Importante destacar que o projeto do governo Temer, eleito pela vontade de uma parcela expressiva da Câmara dos Deputados Federais e do Senado, fala no “[...] fim de todas as indexações, seja para salários, benefícios previdenciários e tudo o mais”. [10] e, propondo mais cortes, afirma que “[...] a cada ano todos os programas estatais serão avaliados por um comitê independente, que poderá sugerir a continuação ou o fim do programa, de acordo com os seus custos e benefícios”. [11] Será que no Nordeste, região afetada positivamente pelas políticas públicas e parcela expressiva dos que saíram da linha da pobreza, representados por números consideráveis de eleitores, elegeriam um presidente que busca apresentar cortes que os afetarão imediatamente? Apenas um governo fora das urnas poderia propor tantos retrocessos sociais de forma autoritária.

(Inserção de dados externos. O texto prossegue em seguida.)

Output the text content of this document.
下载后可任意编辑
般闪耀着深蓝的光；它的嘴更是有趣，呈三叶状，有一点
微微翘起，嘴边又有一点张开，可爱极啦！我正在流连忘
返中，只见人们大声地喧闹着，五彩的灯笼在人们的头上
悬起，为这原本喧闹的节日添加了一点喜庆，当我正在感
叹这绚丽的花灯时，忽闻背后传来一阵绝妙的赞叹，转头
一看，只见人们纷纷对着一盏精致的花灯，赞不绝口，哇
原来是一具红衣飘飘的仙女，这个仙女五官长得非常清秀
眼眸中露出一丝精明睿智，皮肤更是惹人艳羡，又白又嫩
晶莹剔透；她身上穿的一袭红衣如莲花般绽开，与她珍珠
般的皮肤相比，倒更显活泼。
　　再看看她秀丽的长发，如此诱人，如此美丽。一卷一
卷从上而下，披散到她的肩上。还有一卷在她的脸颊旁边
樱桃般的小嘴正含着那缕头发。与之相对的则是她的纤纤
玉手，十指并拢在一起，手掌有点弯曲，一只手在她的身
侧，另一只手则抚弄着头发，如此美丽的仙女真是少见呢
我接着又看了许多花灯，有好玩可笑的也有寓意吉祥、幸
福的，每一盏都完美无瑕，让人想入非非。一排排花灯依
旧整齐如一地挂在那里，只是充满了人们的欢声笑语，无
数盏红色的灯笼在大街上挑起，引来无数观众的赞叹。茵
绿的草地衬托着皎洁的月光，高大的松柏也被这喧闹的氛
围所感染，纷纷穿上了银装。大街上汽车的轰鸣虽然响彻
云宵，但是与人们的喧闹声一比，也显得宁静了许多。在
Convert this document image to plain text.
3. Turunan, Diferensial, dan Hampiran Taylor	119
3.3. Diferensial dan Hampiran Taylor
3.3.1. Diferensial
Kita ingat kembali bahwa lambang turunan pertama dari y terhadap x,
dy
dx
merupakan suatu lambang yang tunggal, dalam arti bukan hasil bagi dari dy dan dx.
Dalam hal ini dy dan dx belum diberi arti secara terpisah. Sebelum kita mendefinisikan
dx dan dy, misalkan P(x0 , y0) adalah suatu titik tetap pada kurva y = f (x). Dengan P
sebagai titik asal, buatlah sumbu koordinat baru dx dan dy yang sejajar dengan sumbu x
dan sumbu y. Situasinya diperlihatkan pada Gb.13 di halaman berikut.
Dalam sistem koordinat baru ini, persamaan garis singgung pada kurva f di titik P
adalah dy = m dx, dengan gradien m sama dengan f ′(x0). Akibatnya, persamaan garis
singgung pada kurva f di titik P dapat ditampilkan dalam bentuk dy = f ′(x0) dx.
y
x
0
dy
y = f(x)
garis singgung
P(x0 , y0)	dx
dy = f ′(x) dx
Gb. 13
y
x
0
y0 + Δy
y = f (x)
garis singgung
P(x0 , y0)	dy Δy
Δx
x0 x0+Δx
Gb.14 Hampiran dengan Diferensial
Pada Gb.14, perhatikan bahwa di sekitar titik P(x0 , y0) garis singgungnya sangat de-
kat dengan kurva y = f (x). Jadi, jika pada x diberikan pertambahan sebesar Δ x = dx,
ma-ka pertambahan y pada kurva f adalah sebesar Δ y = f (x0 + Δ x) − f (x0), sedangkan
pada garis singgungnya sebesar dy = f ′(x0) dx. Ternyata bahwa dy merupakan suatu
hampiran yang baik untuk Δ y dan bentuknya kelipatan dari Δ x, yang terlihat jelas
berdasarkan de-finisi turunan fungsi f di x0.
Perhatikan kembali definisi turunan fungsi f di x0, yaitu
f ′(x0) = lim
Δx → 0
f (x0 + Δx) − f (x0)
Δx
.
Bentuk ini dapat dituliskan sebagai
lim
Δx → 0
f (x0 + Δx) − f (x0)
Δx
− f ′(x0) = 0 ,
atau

Como não destacar o retrocesso à violação do direito humano à aposentadoria que o antidemocrático projeto sustenta: por vivermos mais, “[...] as regras devem se adaptar aos novos tempos”. [12] e, consecutivamente, “[...] as idades mínimas passaram de 60 anos para 65 e até 67”[13] para aposentadoria. Ora, como um governo nascido fora da transparência de projeto ao povo pode vilipendiar o ser humano idoso sem nem dialogar com o mesmo.
Por fim, numa leitura atenta ao folhetim e para ponderar o que é importante no projeto deles, os homens, brancos, cristãos, heterossexuais, urbanos e ricos, sobressaem as seguintes informações: as palavras “mercado” e “setor privado”, são descritas mais de 18 vezes; “trabalho” é citado apenas para anunciar o retrocesso dos Direitos Trabalhistas; “mulher” é colocada uma única vez para tentar explicar alterações na previdência; Palavras como “criança, idoso, indígena, negro, deficientes, comunidade LGBT” não existem literalmente; a palavra “direito” aparece seis vezes e “dívida” quinze vezes.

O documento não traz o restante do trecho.